Author:
Li M,Gao J G,Li T,Liu G D,Hu C C,Liu Y Q
Abstract
Abstract
Window operating behaviour can improve indoor air quality, human thermal comfort, and building energy efficiency. Studies on occupants’ window opening behaviour in hot summer and warm winter region of China are limited and influencing factors and prediction models are not clear. Another limitation is the large number of proposed machine learning-based window opening behaviour models. However, the applicability and stability of these models in different datasets has not been proven. In response to these questions, modelling and field measurements were conducted in Quanzhou, China. Two different types of window-opening behaviour were noticed in the tested households. The first type was the all-closed windows, which had an average daily window-opening rate of 0.03%. The second type was the low-intensity window opening.
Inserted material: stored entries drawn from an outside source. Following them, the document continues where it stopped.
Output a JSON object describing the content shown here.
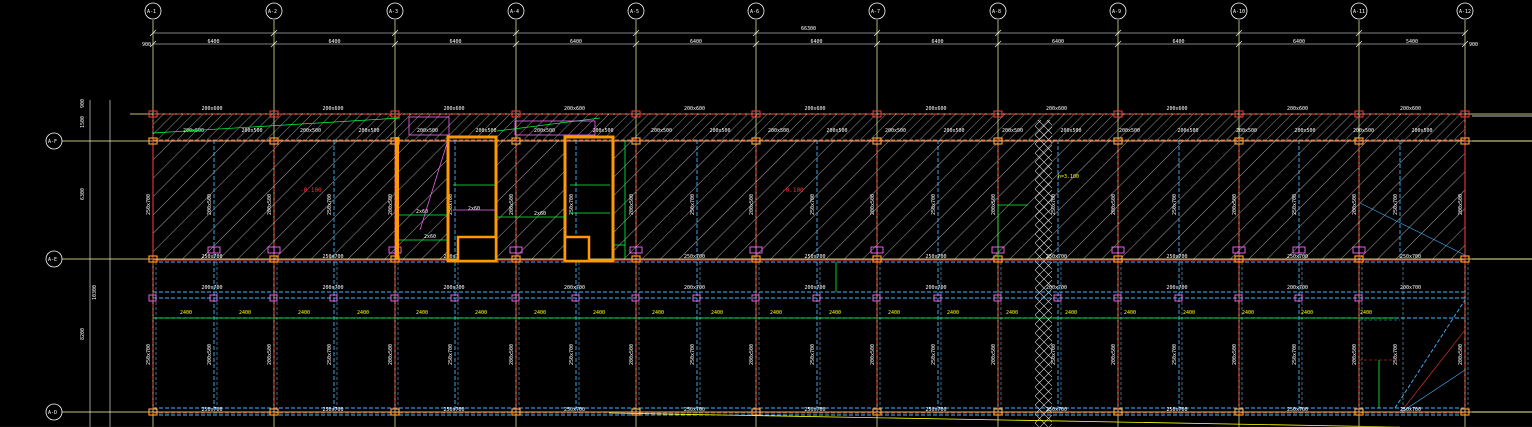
{
  "drawing": {
    "axis_labels_top": [
      "A-1",
      "A-2",
      "A-3",
      "A-4",
      "A-5",
      "A-6",
      "A-7",
      "A-8",
      "A-9",
      "A-10",
      "A-11",
      "A-12"
    ],
    "axis_labels_left": [
      "A-F",
      "A-E",
      "A-D"
    ],
    "overall_dimension": "66300",
    "bay_dimensions": [
      "6400",
      "6400",
      "6400",
      "6400",
      "6400",
      "6400",
      "6400",
      "6400",
      "6400",
      "6400",
      "5400"
    ],
    "edge_dimension": "900",
    "left_dimensions": [
      "900",
      "1500",
      "6300",
      "10300",
      "8200"
    ],
    "top_edge_beams": [
      "200x600",
      "200x600",
      "200x600",
      "200x600",
      "200x600",
      "200x600",
      "200x600",
      "200x600",
      "200x600",
      "200x600",
      "200x600"
    ],
    "row1_beams": [
      "250x700",
      "250x700",
      "250x700",
      "250x700",
      "250x700",
      "250x700",
      "250x700",
      "250x700",
      "250x700",
      "250x700",
      "250x700"
    ],
    "row2_beams": [
      "200x700",
      "200x700",
      "200x700",
      "200x700",
      "200x700",
      "200x700",
      "200x700",
      "200x700",
      "200x700",
      "200x700",
      "200x700"
    ],
    "row3_beams": [
      "250x700",
      "250x700",
      "250x700",
      "250x700",
      "250x700",
      "250x700",
      "250x700",
      "250x700",
      "250x700",
      "250x700",
      "250x700"
    ],
    "secondary_beams": [
      "200x500",
      "200x500",
      "200x500",
      "200x500",
      "200x500",
      "200x500",
      "200x500",
      "200x500",
      "200x500",
      "200x500",
      "200x500",
      "200x500",
      "200x500",
      "200x500",
      "200x500",
      "200x500",
      "200x500",
      "200x500",
      "200x500",
      "200x500",
      "200x500",
      "200x500"
    ],
    "vertical_beams": [
      "250x700",
      "200x500",
      "200x500",
      "250x700",
      "200x500",
      "250x700",
      "200x500",
      "250x700",
      "200x500",
      "250x700",
      "200x500",
      "250x700",
      "200x500",
      "250x700",
      "200x500",
      "250x700",
      "200x500",
      "250x700",
      "200x500",
      "250x700",
      "200x500",
      "250x700",
      "200x500"
    ],
    "slab_labels": [
      "-0.100",
      "-0.100"
    ],
    "stair_labels": [
      "2x60",
      "2x60",
      "2x60",
      "2x60"
    ],
    "elevation_note": "h=3.100",
    "slab_thickness_labels": [
      "2400",
      "2400",
      "2400",
      "2400",
      "2400",
      "2400",
      "2400",
      "2400",
      "2400",
      "2400",
      "2400",
      "2400",
      "2400",
      "2400",
      "2400",
      "2400",
      "2400",
      "2400",
      "2400",
      "2400",
      "2400",
      "2400"
    ],
    "colors": {
      "background": "#000000",
      "axis": "#ffff66",
      "dimension": "#ffffff",
      "beam_dashed_cyan": "#3fb6ff",
      "beam_dashed_red": "#ff3c3c",
      "hatch": "#d8d8d8",
      "stair": "#ff9900",
      "green": "#00ff3c",
      "column_magenta": "#ff66ff",
      "column_orange": "#ff9a1e"
    }
  }
}
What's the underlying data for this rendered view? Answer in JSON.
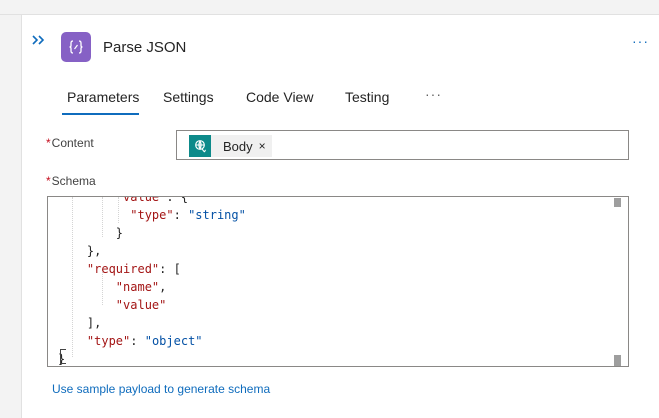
{
  "header": {
    "title": "Parse JSON",
    "more_label": "···",
    "accent": "#8661c5",
    "icon": "braces-icon",
    "collapse_icon": "double-chevron-right-icon"
  },
  "tabs": [
    {
      "label": "Parameters",
      "active": true
    },
    {
      "label": "Settings",
      "active": false
    },
    {
      "label": "Code View",
      "active": false
    },
    {
      "label": "Testing",
      "active": false
    }
  ],
  "tabs_more_label": "···",
  "fields": {
    "content": {
      "required_mark": "*",
      "label": "Content",
      "token": {
        "label": "Body",
        "remove": "×",
        "icon": "http-request-icon",
        "color": "#0d8a8a"
      }
    },
    "schema": {
      "required_mark": "*",
      "label": "Schema",
      "code_lines": [
        "    \"value\": {",
        "        \"type\": \"string\"",
        "    }",
        "},",
        "\"required\": [",
        "    \"name\",",
        "    \"value\"",
        "],",
        "\"type\": \"object\"",
        "}"
      ]
    }
  },
  "sample_payload_link": "Use sample payload to generate schema"
}
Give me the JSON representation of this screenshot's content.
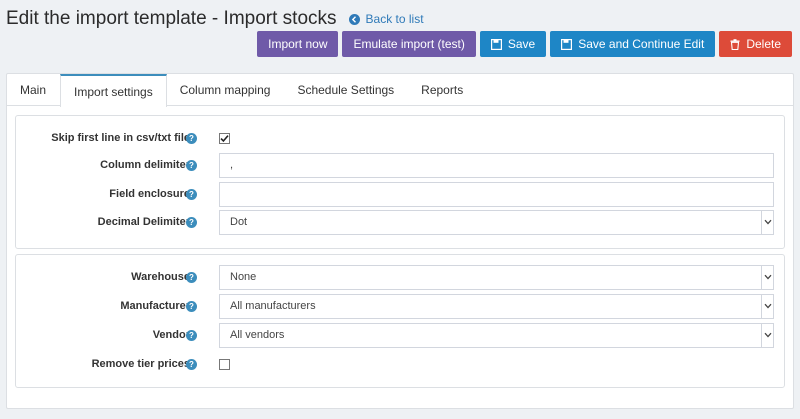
{
  "header": {
    "title": "Edit the import template - Import stocks",
    "back_label": "Back to list"
  },
  "actions": {
    "import_now": "Import now",
    "emulate_import": "Emulate import (test)",
    "save": "Save",
    "save_continue": "Save and Continue Edit",
    "delete": "Delete"
  },
  "tabs": [
    {
      "label": "Main"
    },
    {
      "label": "Import settings"
    },
    {
      "label": "Column mapping"
    },
    {
      "label": "Schedule Settings"
    },
    {
      "label": "Reports"
    }
  ],
  "settings": {
    "skip_first_line": {
      "label": "Skip first line in csv/txt file",
      "checked": true
    },
    "column_delimiter": {
      "label": "Column delimiter",
      "value": ","
    },
    "field_enclosure": {
      "label": "Field enclosure",
      "value": ""
    },
    "decimal_delimiter": {
      "label": "Decimal Delimiter",
      "value": "Dot"
    }
  },
  "filters": {
    "warehouse": {
      "label": "Warehouse",
      "value": "None"
    },
    "manufacturer": {
      "label": "Manufacturer",
      "value": "All manufacturers"
    },
    "vendor": {
      "label": "Vendor",
      "value": "All vendors"
    },
    "remove_tier_prices": {
      "label": "Remove tier prices",
      "checked": false
    }
  },
  "colors": {
    "purple": "#6f5aa8",
    "blue": "#1e86c6",
    "red": "#dd4b39",
    "help": "#3c8dbc"
  }
}
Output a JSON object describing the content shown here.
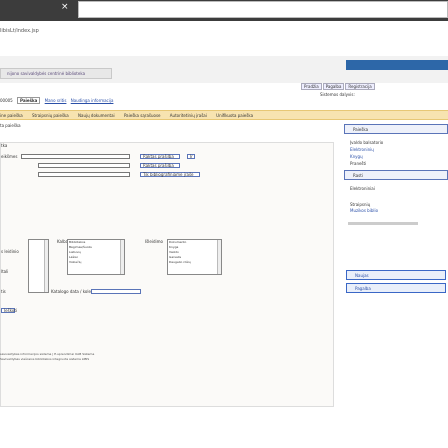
{
  "browser": {
    "close_glyph": "×",
    "url": "libisLt/index.jsp"
  },
  "header": {
    "banner_label": "nijono savivaldybės centrinė biblioteka",
    "languages": [
      "Pradžia",
      "Pagalba",
      "Registracija"
    ],
    "selected_docs": "Sistemos dalyvis:"
  },
  "tabs": {
    "first_prefix": "00005",
    "items": [
      {
        "label": "Paieška",
        "style": "first"
      },
      {
        "label": "Mano sritis",
        "style": "link"
      },
      {
        "label": "Naudinga informacija",
        "style": "link"
      }
    ]
  },
  "navbar": {
    "items": [
      "ine paieška",
      "Straipsnių paieška",
      "Naujų dokumentai",
      "Paieška sąrašuose",
      "Autoritetinių įrašai",
      "Unifikuota paieška"
    ]
  },
  "subtitle": "ta paieška",
  "search": {
    "section_label": "tka",
    "keyword_label": "eikšmes",
    "field_selects": [
      "Raktas prašilba",
      "Raktas prašilba",
      "Tik bibliografiniame įraše"
    ],
    "bool_select": "Ir"
  },
  "filters": {
    "col1_labels": [
      "s leidinio",
      "ltali",
      "tis"
    ],
    "type_label": "Kalba",
    "type_box": [
      "Bibliotekos",
      "Bėgimas/Šuolis",
      "Lietuvių",
      "Lėšiai",
      "Vokiečių"
    ],
    "status_label": "Išleidimo",
    "status_box": [
      "Dokumento",
      "Knyga",
      "Vaizdo",
      "Garsalis",
      "Daugelio rūšių"
    ],
    "catalog_label": "Katalogo data / kolekcija"
  },
  "panel_buttons": {
    "small_btn": "Ieškoti"
  },
  "footer": {
    "line1": "savivaldybės informacijos sistema | E-sprendimai UAB Sistema",
    "line2": "Savivaldybės viešosios bibliotekos integruota sistema LIBIS"
  },
  "sidebar": {
    "btn_top": "Paieška",
    "labels": [
      "Įvaldo balsatorio",
      "Elektroninių",
      "Knygų",
      "Pranešti",
      "Elektroniniai",
      "Straipsnių"
    ],
    "highlight": "Muzikos biblio",
    "btn_mid": "Rasti",
    "go_new": "Naujas",
    "go_help": "Pagalba"
  }
}
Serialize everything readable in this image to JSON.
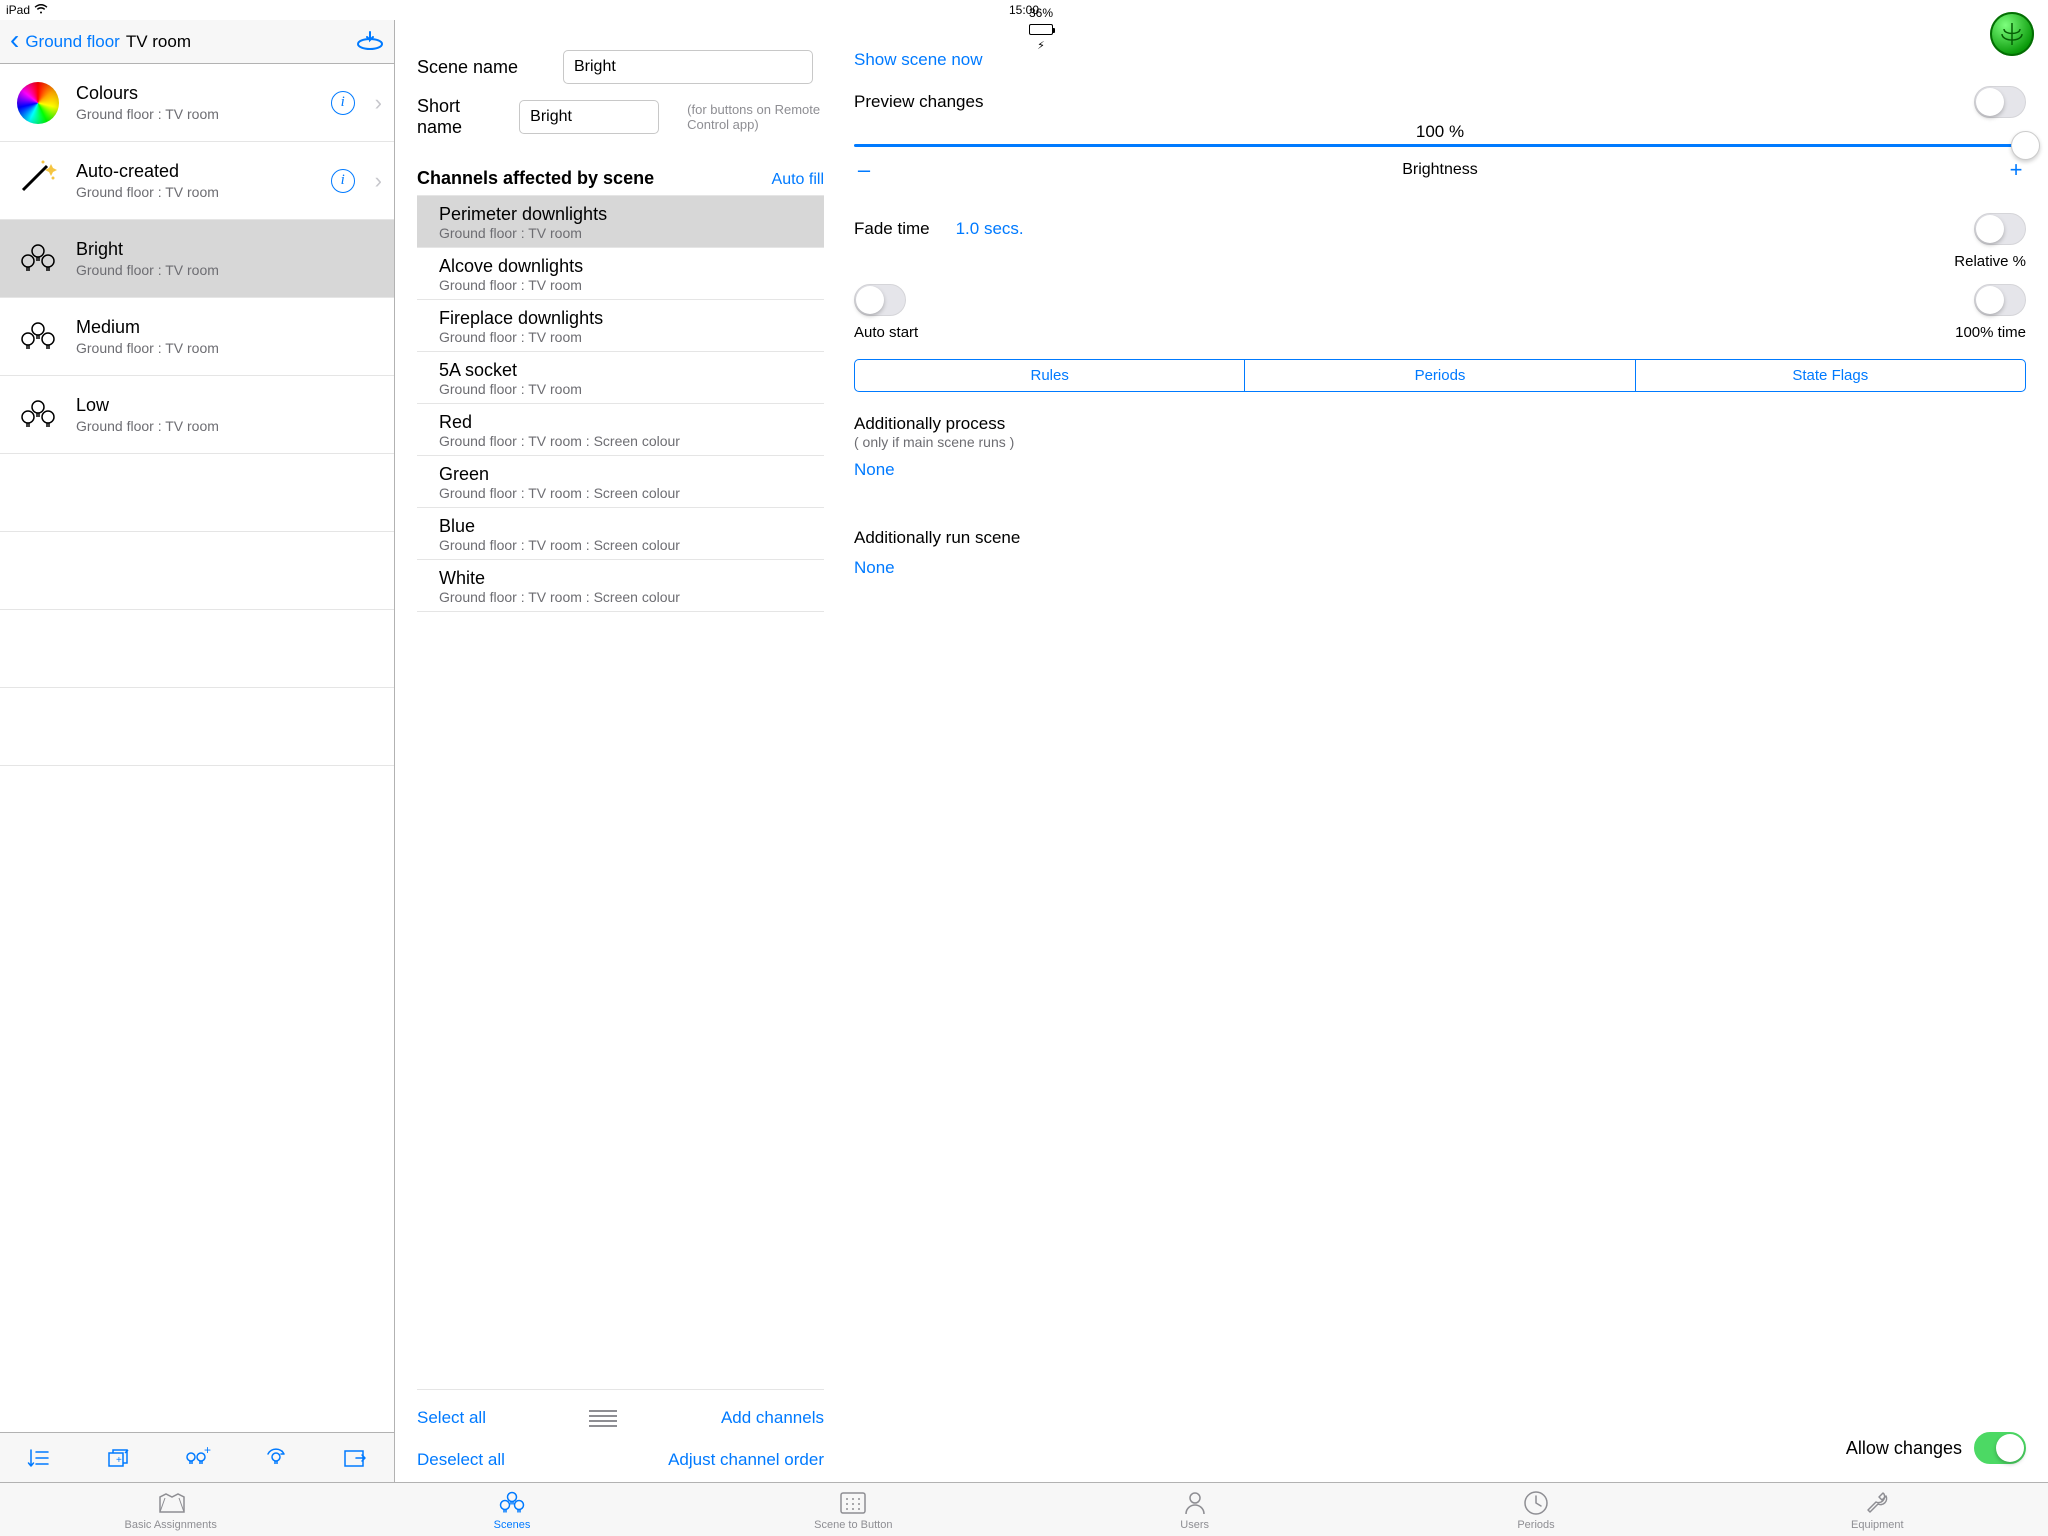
{
  "statusbar": {
    "device": "iPad",
    "time": "15:00",
    "battery_pct": "36%"
  },
  "sidebar": {
    "back": "Ground floor",
    "current": "TV room",
    "items": [
      {
        "title": "Colours",
        "sub": "Ground floor : TV room",
        "icon": "colour",
        "info": true
      },
      {
        "title": "Auto-created",
        "sub": "Ground floor : TV room",
        "icon": "wand",
        "info": true
      },
      {
        "title": "Bright",
        "sub": "Ground floor : TV room",
        "icon": "bulbs",
        "info": false,
        "selected": true
      },
      {
        "title": "Medium",
        "sub": "Ground floor : TV room",
        "icon": "bulbs",
        "info": false
      },
      {
        "title": "Low",
        "sub": "Ground floor : TV room",
        "icon": "bulbs",
        "info": false
      }
    ]
  },
  "scene": {
    "name_label": "Scene name",
    "name_value": "Bright",
    "short_label": "Short name",
    "short_value": "Bright",
    "short_hint": "(for buttons on Remote Control app)",
    "show_now": "Show scene now",
    "channels_head": "Channels affected by scene",
    "autofill": "Auto fill",
    "channels": [
      {
        "name": "Perimeter downlights",
        "loc": "Ground floor : TV room",
        "selected": true
      },
      {
        "name": "Alcove downlights",
        "loc": "Ground floor : TV room"
      },
      {
        "name": "Fireplace downlights",
        "loc": "Ground floor : TV room"
      },
      {
        "name": "5A socket",
        "loc": "Ground floor : TV room"
      },
      {
        "name": "Red",
        "loc": "Ground floor : TV room : Screen colour"
      },
      {
        "name": "Green",
        "loc": "Ground floor : TV room : Screen colour"
      },
      {
        "name": "Blue",
        "loc": "Ground floor : TV room : Screen colour"
      },
      {
        "name": "White",
        "loc": "Ground floor : TV room : Screen colour"
      }
    ],
    "select_all": "Select all",
    "deselect_all": "Deselect all",
    "add_channels": "Add channels",
    "adjust_order": "Adjust channel order"
  },
  "props": {
    "preview_label": "Preview changes",
    "brightness_pct": "100 %",
    "brightness_label": "Brightness",
    "fade_label": "Fade time",
    "fade_value": "1.0 secs.",
    "relative_label": "Relative %",
    "auto_start": "Auto start",
    "pct_time": "100% time",
    "seg": {
      "rules": "Rules",
      "periods": "Periods",
      "flags": "State Flags"
    },
    "add_process_head": "Additionally process",
    "add_process_hint": "( only if main scene runs )",
    "none": "None",
    "add_run_head": "Additionally run scene",
    "allow_changes": "Allow changes"
  },
  "tabs": [
    {
      "id": "basic",
      "label": "Basic Assignments"
    },
    {
      "id": "scenes",
      "label": "Scenes",
      "active": true
    },
    {
      "id": "s2b",
      "label": "Scene to Button"
    },
    {
      "id": "users",
      "label": "Users"
    },
    {
      "id": "periods",
      "label": "Periods"
    },
    {
      "id": "equip",
      "label": "Equipment"
    }
  ]
}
The average daily window-opening rate was 10.6% and 9.1%, respectively. Then, the analysis of point biserial correlation coefficients revealed different reasons for closing windows in low-intensity households. One household closed the windows due to high outdoor humidity and the other mainly due to high outdoor wind speed and outdoor temperature. Furthermore, the suitable hyperparameters were screened for the support vector machine (SVM) model by K-fold cross-validation and grid search. The prediction model achieved an accuracy of 98.5% on the test set. Finally, the SVM model was trained and tested to verify the robustness of the model using data from the published literature. The prediction accuracy was improved from 0.7% to 7.4% compared to the different models used in the published literature.